Repartir de Zéro ? Ou comment faire un zéro ?
Après quatre ans de diplôme et d’exercice dans le service des maladies infectieuses, j’intègre en 2008 le service de réanimation ou plutôt le gouffre de la réanimation…
Je me sens démuni, stressé, ne sachant pas quoi faire. J’ai le sentiment de ne pas être en sécurité tant pour moi que pour le patient. Avec le recul, est-ce normal ? Est-ce ma posture professionnelle ? Les jeunes diplômés qui intègrent l’unité, ont-ils ce même questionnement ? Qu’est-ce qui fait que j’ai quitté mon ancien service ? Accroche-toi, ça ne fait que commencer… Au fil du temps et de mon investissement personnel, les bases arrivent, les liens se font, je me sécurise et sécurise mes soins. Je me sens mieux… mais 198 jours se sont écoulés ! Deux ans après mon arrivée, un médecin de l’unité me demande de participer à un groupe de travail sur la sédation en réanimation.
Ne vous endormez pas, c’est là où tout commence !
Tout débute alors en 2010, un médecin de l’unité initie le projet avec un de mes collègues infirmier. Nous allons mettre un nouveau score en place pour évaluer la profondeur de la sédation. Le score de Richmond Agitation Sédation Scale (RASS). Je me dis : mais pourquoi, il était bien le nôtre ? Pourquoi changer nos habitudes ? Nous avons toujours fait comme ça ! Pfff encore une idée venue de… bref !
Challengé dans ce projet tel un match de tennis, j’ai surtout pris conscience de l’importance du changement des pratiques à mettre en œuvre et de l’intérêt des données probantes au service des soins courants pour améliorer la qualité et la sécurité des soins
Entre pédagogie et recherche mon cœur balance…

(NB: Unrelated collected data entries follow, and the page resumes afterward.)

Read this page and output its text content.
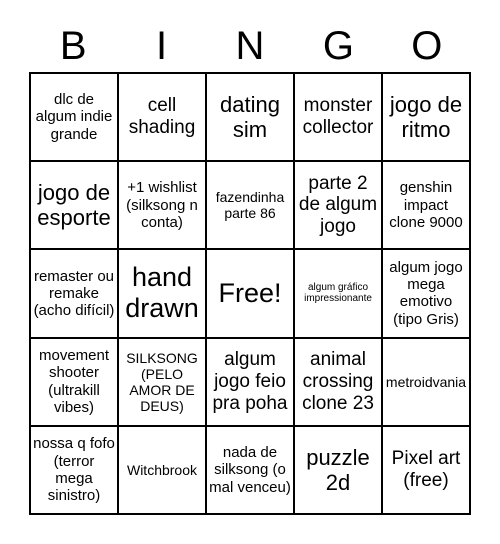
B	I	N	G	O
dlc de algum indie grande
cell shading
dating sim
monster collector
jogo de ritmo
jogo de esporte
+1 wishlist (silksong n conta)
fazendinha parte 86
parte 2 de algum jogo
genshin impact clone 9000
remaster ou remake (acho difícil)
hand drawn
Free!	algum gráfico impressionante
algum jogo mega emotivo (tipo Gris)
movement shooter (ultrakill vibes)
SILKSONG (PELO AMOR DE DEUS)
algum jogo feio pra poha
animal crossing clone 23
metroidvania
nossa q fofo (terror mega sinistro)
Witchbrook
nada de silksong (o mal venceu)
puzzle 2d
Pixel art (free)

Pour moi, mettre un nouveau score en place passait par la création d’un outil pour faciliter son implantation et son utilisation par l’ensemble de l’équipe soignante. Les idées fusent et ne se ressemblent pas. Avec l’accord et l’appui des cadres de santé de l’unité et la coordinatrice de la recherche paramédicale, nous débutons une étude pilote exploratoire sur le ressenti des soignants face à l’agitation des patients intubés avec ou sans présence de la famille. Les résultats sont sans appel : 76% des soignants sont stressés face à l’agitation des patients et 82% lorsque la famille est présente. J’ai l’idée de créer un livret qui permet d’inclure le protocole de gestion paramédicalisée de la sédation pour répondre aux contraintes de l’unité et permettre de diminuer le stress des collègues face à l’inconfort des patients. Ce projet d’unité me conduit à participer à des congrès mais j’ai envie d’aller plus loin. Je me lance dans le diplôme universitaire (DU) de recherche paramédicale à Bordeaux. Mon intérêt pour le sujet est grandissant. J’imagine que ce DU va m’apporter davantage de connaissances et d’aide dans ce parcours encore peu connu.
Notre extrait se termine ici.